Reindeer Games will only serve to disappoint those Affleck-starved masses that have followed his career since the release of Good Will Hunting a few years ago. Since his meteoric rise to stardom began, he has proven himself to be a charismatic and talented actor in films such as Chasing Amy and Armageddon. But for every excellent film he has made, Affleck has done an equal number of movies that were pure schlock (Phantoms and Forces of Nature, for example), and Reindeer Games can be counted among them.

As the film opens, we see Ben Affleck’s character Rudy serving out the final days of his prison sentence, looking forward to the freedom of life on the outside.

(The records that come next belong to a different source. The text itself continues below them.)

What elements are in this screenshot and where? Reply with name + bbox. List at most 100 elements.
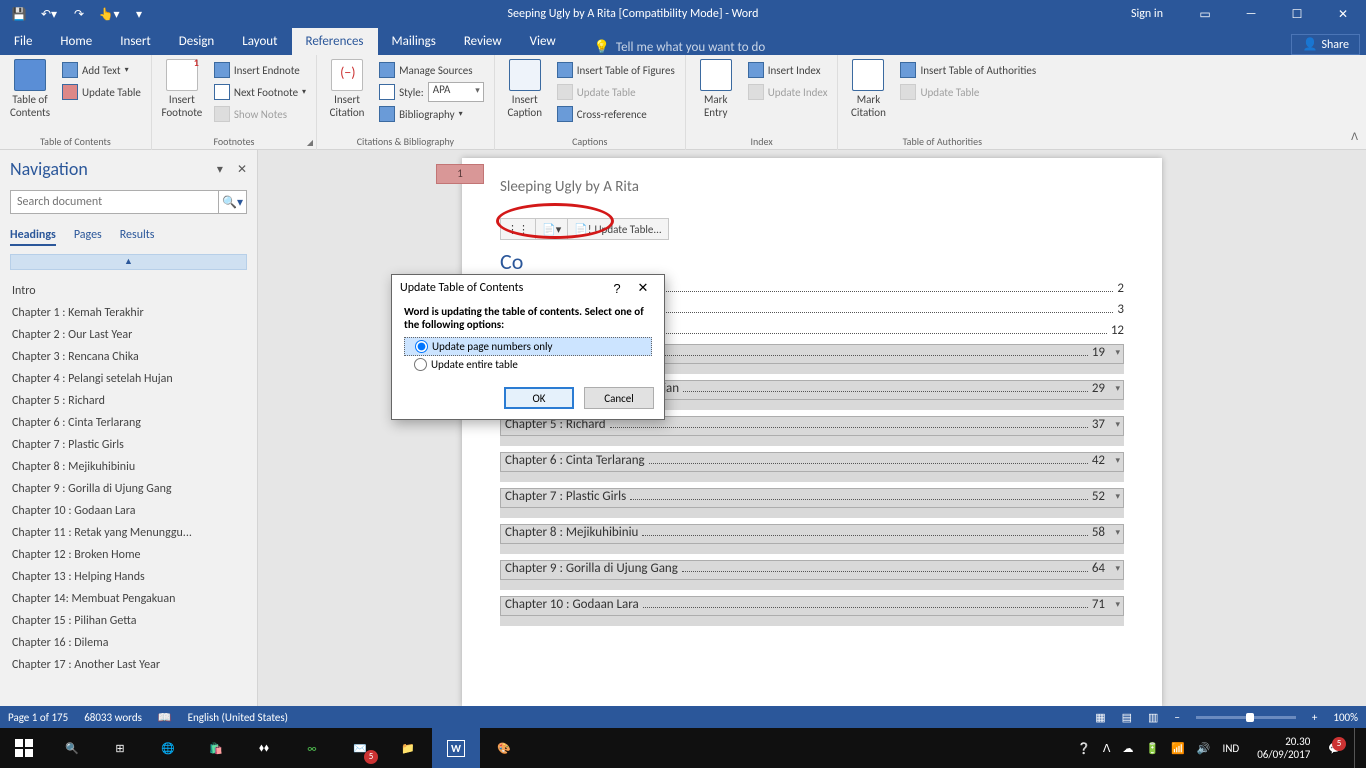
ime-tray-icon[interactable]: IND xyxy=(1223,742,1240,755)
cross-reference-button[interactable]: Cross-reference xyxy=(553,103,679,125)
radio-opt1-input[interactable] xyxy=(415,340,428,353)
manage-sources-button[interactable]: Manage Sources xyxy=(375,59,488,81)
dropbox-icon[interactable]: ⬧⬧ xyxy=(240,728,288,768)
dialog-help-button[interactable]: ? xyxy=(604,281,630,296)
nav-item[interactable]: Chapter 4 : Pelangi setelah Hujan xyxy=(10,368,247,390)
insert-toa-button[interactable]: Insert Table of Authorities xyxy=(896,59,1040,81)
tab-layout[interactable]: Layout xyxy=(228,28,291,55)
toc-handle-icon[interactable]: ⋮⋮ xyxy=(501,219,536,239)
insert-endnote-button[interactable]: Insert Endnote xyxy=(210,59,310,81)
minimize-button[interactable]: — xyxy=(1228,0,1274,28)
qat-redo-icon[interactable]: ↷ xyxy=(64,0,94,28)
search-input[interactable] xyxy=(11,191,218,213)
nav-item[interactable]: Chapter 12 : Broken Home xyxy=(10,544,247,566)
nav-jump-up[interactable]: ▲ xyxy=(10,254,247,270)
nav-item[interactable]: Chapter 2 : Our Last Year xyxy=(10,324,247,346)
insert-citation-button[interactable]: (−) Insert Citation xyxy=(323,57,371,119)
tab-view[interactable]: View xyxy=(516,28,570,55)
status-page[interactable]: Page 1 of 175 xyxy=(8,711,68,724)
task-view-icon[interactable]: ⊞ xyxy=(96,728,144,768)
nav-item[interactable]: Intro xyxy=(10,280,247,302)
dialog-close-button[interactable]: ✕ xyxy=(630,280,656,296)
search-document-box[interactable]: 🔍▾ xyxy=(10,190,247,214)
nav-item[interactable]: Chapter 10 : Godaan Lara xyxy=(10,500,247,522)
store-icon[interactable]: 🛍️ xyxy=(192,728,240,768)
close-button[interactable]: ✕ xyxy=(1320,0,1366,28)
insert-index-button[interactable]: Insert Index xyxy=(744,59,832,81)
tab-references[interactable]: References xyxy=(292,28,378,55)
search-taskbar-icon[interactable]: 🔍 xyxy=(48,728,96,768)
toc-row[interactable]: Chapter 8 : Mejikuhibiniu58 xyxy=(500,524,1124,544)
clock[interactable]: 20.30 06/09/2017 xyxy=(1251,735,1316,761)
tab-design[interactable]: Design xyxy=(165,28,228,55)
status-proofing-icon[interactable]: 📖 xyxy=(158,711,172,724)
tab-file[interactable]: File xyxy=(0,28,46,55)
status-words[interactable]: 68033 words xyxy=(84,711,142,724)
insert-tof-button[interactable]: Insert Table of Figures xyxy=(553,59,679,81)
nav-item[interactable]: Chapter 14: Membuat Pengakuan xyxy=(10,588,247,610)
view-read-icon[interactable]: ▦ xyxy=(1095,711,1105,724)
word-taskbar-icon[interactable]: W xyxy=(432,728,480,768)
radio-opt2-input[interactable] xyxy=(414,358,427,371)
zoom-out-button[interactable]: − xyxy=(1174,711,1179,724)
qat-undo-icon[interactable]: ↶▾ xyxy=(34,0,64,28)
insert-footnote-button[interactable]: 1 Insert Footnote xyxy=(158,57,206,119)
nav-item[interactable]: Chapter 17 : Another Last Year xyxy=(10,654,247,676)
mail-icon[interactable]: ✉️5 xyxy=(336,728,384,768)
bibliography-button[interactable]: Bibliography▾ xyxy=(375,103,488,125)
nav-close-icon[interactable]: ✕ xyxy=(237,162,247,177)
zoom-slider[interactable] xyxy=(1196,716,1296,719)
start-button[interactable] xyxy=(0,728,48,768)
collapse-ribbon-icon[interactable]: ᐱ xyxy=(1351,130,1358,143)
tab-insert[interactable]: Insert xyxy=(106,28,165,55)
insert-caption-button[interactable]: Insert Caption xyxy=(501,57,549,119)
nav-item[interactable]: Chapter 6 : Cinta Terlarang xyxy=(10,412,247,434)
qat-save-icon[interactable]: 💾 xyxy=(4,0,34,28)
search-icon[interactable]: 🔍▾ xyxy=(218,191,246,213)
show-notes-button[interactable]: Show Notes xyxy=(210,103,310,125)
nav-item[interactable]: Chapter 11 : Retak yang Menunggu... xyxy=(10,522,247,544)
toc-row[interactable]: Chapter 6 : Cinta Terlarang42 xyxy=(500,452,1124,472)
ribbon-display-icon[interactable]: ▭ xyxy=(1182,0,1228,28)
toc-row[interactable]: Chapter 9 : Gorilla di Ujung Gang64 xyxy=(500,560,1124,580)
nav-tab-headings[interactable]: Headings xyxy=(10,228,56,246)
toc-row[interactable]: Chapter 7 : Plastic Girls52 xyxy=(500,488,1124,508)
toc-update-button[interactable]: 📄! Update Table... xyxy=(568,219,667,239)
nav-tab-results[interactable]: Results xyxy=(120,228,155,246)
citation-style-select[interactable]: Style: APA xyxy=(375,81,488,103)
app-icon[interactable]: ∞ xyxy=(288,728,336,768)
volume-tray-icon[interactable]: 🔊 xyxy=(1197,742,1211,755)
show-desktop-button[interactable] xyxy=(1354,728,1360,768)
onedrive-tray-icon[interactable]: ☁ xyxy=(1122,742,1133,755)
view-print-icon[interactable]: ▤ xyxy=(1122,711,1132,724)
tab-review[interactable]: Review xyxy=(450,28,516,55)
fn-dialog-launcher[interactable]: ◢ xyxy=(307,138,313,148)
toc-options-icon[interactable]: 📄▾ xyxy=(536,219,568,239)
qat-customize-icon[interactable]: ▾ xyxy=(124,0,154,28)
status-language[interactable]: English (United States) xyxy=(188,711,288,724)
nav-item[interactable]: Chapter 3 : Rencana Chika xyxy=(10,346,247,368)
nav-dropdown-icon[interactable]: ▾ xyxy=(217,162,223,177)
radio-page-numbers-only[interactable]: Update page numbers only xyxy=(404,337,652,356)
nav-item[interactable]: Chapter 13 : Helping Hands xyxy=(10,566,247,588)
battery-tray-icon[interactable]: 🔋 xyxy=(1145,742,1159,755)
paint-icon[interactable]: 🎨 xyxy=(480,728,528,768)
document-page[interactable]: 1 Sleeping Ugly by A Rita ⋮⋮ 📄▾ 📄! Updat… xyxy=(462,158,1162,706)
file-explorer-icon[interactable]: 📁 xyxy=(384,728,432,768)
signin-button[interactable]: Sign in xyxy=(1112,0,1182,28)
add-text-button[interactable]: Add Text▾ xyxy=(58,59,145,81)
update-toa-button[interactable]: Update Table xyxy=(896,81,1040,103)
update-tof-button[interactable]: Update Table xyxy=(553,81,679,103)
nav-item[interactable]: Chapter 8 : Mejikuhibiniu xyxy=(10,456,247,478)
radio-entire-table[interactable]: Update entire table xyxy=(404,356,652,373)
tell-me-box[interactable]: 💡 Tell me what you want to do xyxy=(570,40,1292,55)
update-index-button[interactable]: Update Index xyxy=(744,81,832,103)
view-web-icon[interactable]: ▥ xyxy=(1148,711,1158,724)
help-tray-icon[interactable]: ❔ xyxy=(1077,742,1091,755)
nav-item[interactable]: Chapter 5 : Richard xyxy=(10,390,247,412)
ok-button[interactable]: OK xyxy=(504,387,574,409)
nav-item[interactable]: Chapter 9 : Gorilla di Ujung Gang xyxy=(10,478,247,500)
action-center-icon[interactable]: 💬5 xyxy=(1328,742,1342,755)
nav-item[interactable]: Chapter 16 : Dilema xyxy=(10,632,247,654)
toc-row[interactable]: Chapter 10 : Godaan Lara71 xyxy=(500,596,1124,616)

But when his roommate Nick is killed two days before they both were to be released, Affleck feels obligated to inform Nick’s pen pal and love interest Ashley, played by Charlize Theron, about what happened.

However when he meets Ashley, he becomes so smitten with her that he pretends to be Nick, and that’s where the troubles begin both for Affleck and for the film itself. This type of mistaken identity is pure Hollywood, using a contrived plot device that they have run into the ground for years in films ranging from While You Were Sleeping all the way back to Some Like It Hot. This plot device is almost always played for laughs and has to be really clever to pull it off. Reindeer Games can’t quite get the laughs right, and by having Affleck impersonate someone else throughout the whole film, we can never get any sort of empathy with his character, because he doesn’t really have one.

More often that not, the film uses this case of mistaken identity as a way to build suspense. Ashley’s brother Monster, played by Gary Sinise, and his gang eventually kidnap them both. Unfortunately for Affleck, Monster wants to enlist their help in robbing the casino where Nick used to work, and he’s not asking for it nicely. Affleck spends most of the rest of the movie trying to convince his captors that he is not Nick. But then when they start to believe him and discover he is of no use, Affleck must convince them that he is Nick, so that they’ll need him and let him live. This 180-degree turn sometimes take place in the span of a few minutes and thus it never succeeds in its attempt to bring dramatic tension to the film.

Director John Frankenheimer has never been known for producing films of great quality (his most recent film, The Island of Dr. Moreau, was a bomb at the box office), and Reindeer Games is no exception. This film behaves like a bad B-movie you might find on late night cable, and the A-list talent featured in this movie can do nothing to raise it up from the depths.

Instead they get mired in its faults and are dragged down with the film. Gary Sinise’s ability to play a good villain, highlighted in previous films like Ransom and SnakeEyes, denigrates in this performance as Monster into a caricature, more suited for the comic strip Dick Tracy than for a serious film. Charlize Theron, who proved her acting ability recently in the Academy Award-nominated film The Cider House Rules, sinks considerably here while playing the unlikable and uninteresting character of Ashley.

Either as a comedy with very few laughs or as an action movie with practically no gripping, intense scenes of conflict, Reindeer Games falls short on so many levels. In the end it gets so wrapped up in pointless plot twists that the film cannot be saved. If Ben Affleck does not start choosing his future projects with more care, he is in serious danger of falling from the top just as quickly as he rose.